NPLMV-PS: Neural Point-Light Multi-View Photometric Stereo
Fotios Logothetis, Ignas Budvytis, Roberto Cipolla
TL;DR
This work tackles multi-view photometric stereo by explicitly leveraging per-pixel intensities through a physics-informed irradiance model, shadow ray tracing, and a fully neural material renderer. It jointly optimizes a neural SDF and a learnable BRDF, guided by rendering, silhouette, and normal losses, achieving approximately 0.2 mm Chamfer distance on dense DiLiGenT-MV data and substantially better performance than prior methods in sparse-view/light setups. The results demonstrate that incorporating pixel-level radiance information, in addition to normal estimates, yields superior shape recovery and robustness, with clear benefits in challenging configurations. This approach advances MVPS by moving beyond normal-based optimization toward an end-to-end neural rendering framework that respects light transport and material variability.
Abstract
In this work we present a novel multi-view photometric stereo (MVPS) method. Like many works in 3D reconstruction we are leveraging neural shape representations and learnt renderers.

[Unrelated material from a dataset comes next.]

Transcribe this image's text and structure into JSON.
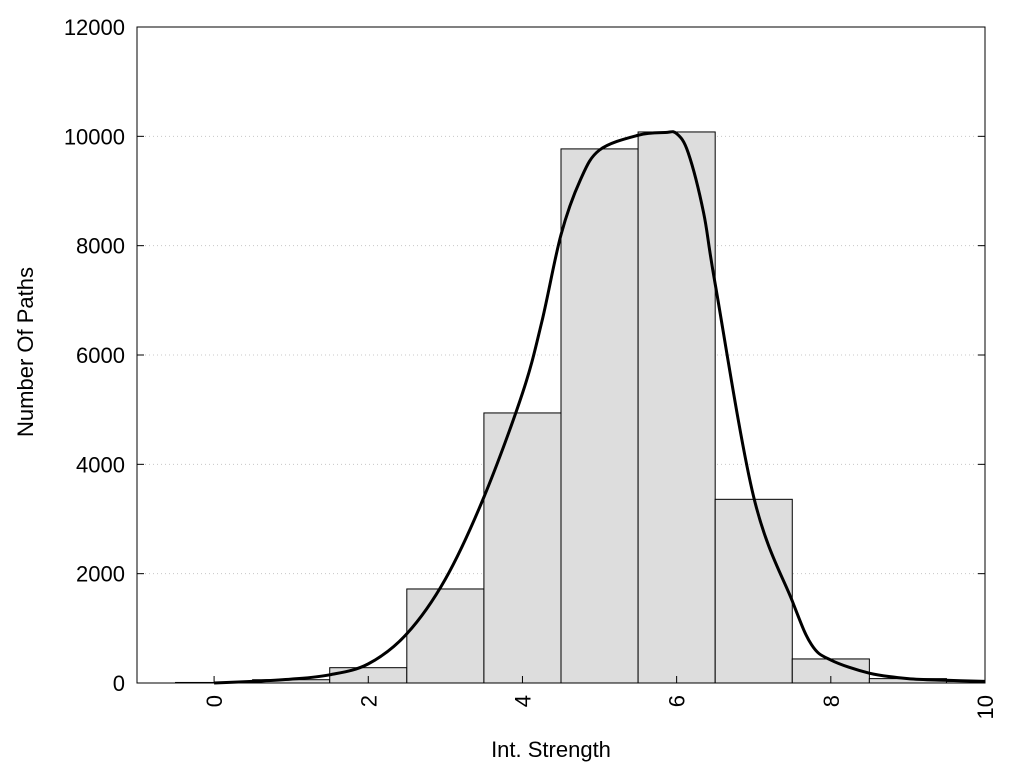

However, our work differs from the state-of-the-art multi-view PS methods such as PS-NeRF or Supernormal in that we explicitly leverage per-pixel intensity renderings rather than relying mainly on estimated normals. We model point light attenuation and explicitly raytrace cast shadows in order to best approximate the incoming radiance for each point. The estimated incoming radiance is used as input to a fully neural material renderer that uses minimal prior assumptions and it is jointly optimised with the surface. Estimated normals and segmentation maps are also incorporated in order to maximise the surface accuracy. Our method is among the first (along with Supernormal) to outperform the classical MVPS approach proposed by the DiLiGenT-MV benchmark and achieves average 0.2mm Chamfer distance for objects imaged at approx 1.5m distance away with approximate 400x400 resolution. Moreover, our method shows high robustness to the sparse MVPS setup (6 views, 6 lights) greatly outperforming the SOTA competitor (0.38mm vs 0.61mm), illustrating the importance of neural rendering in multi-view photometric stereo.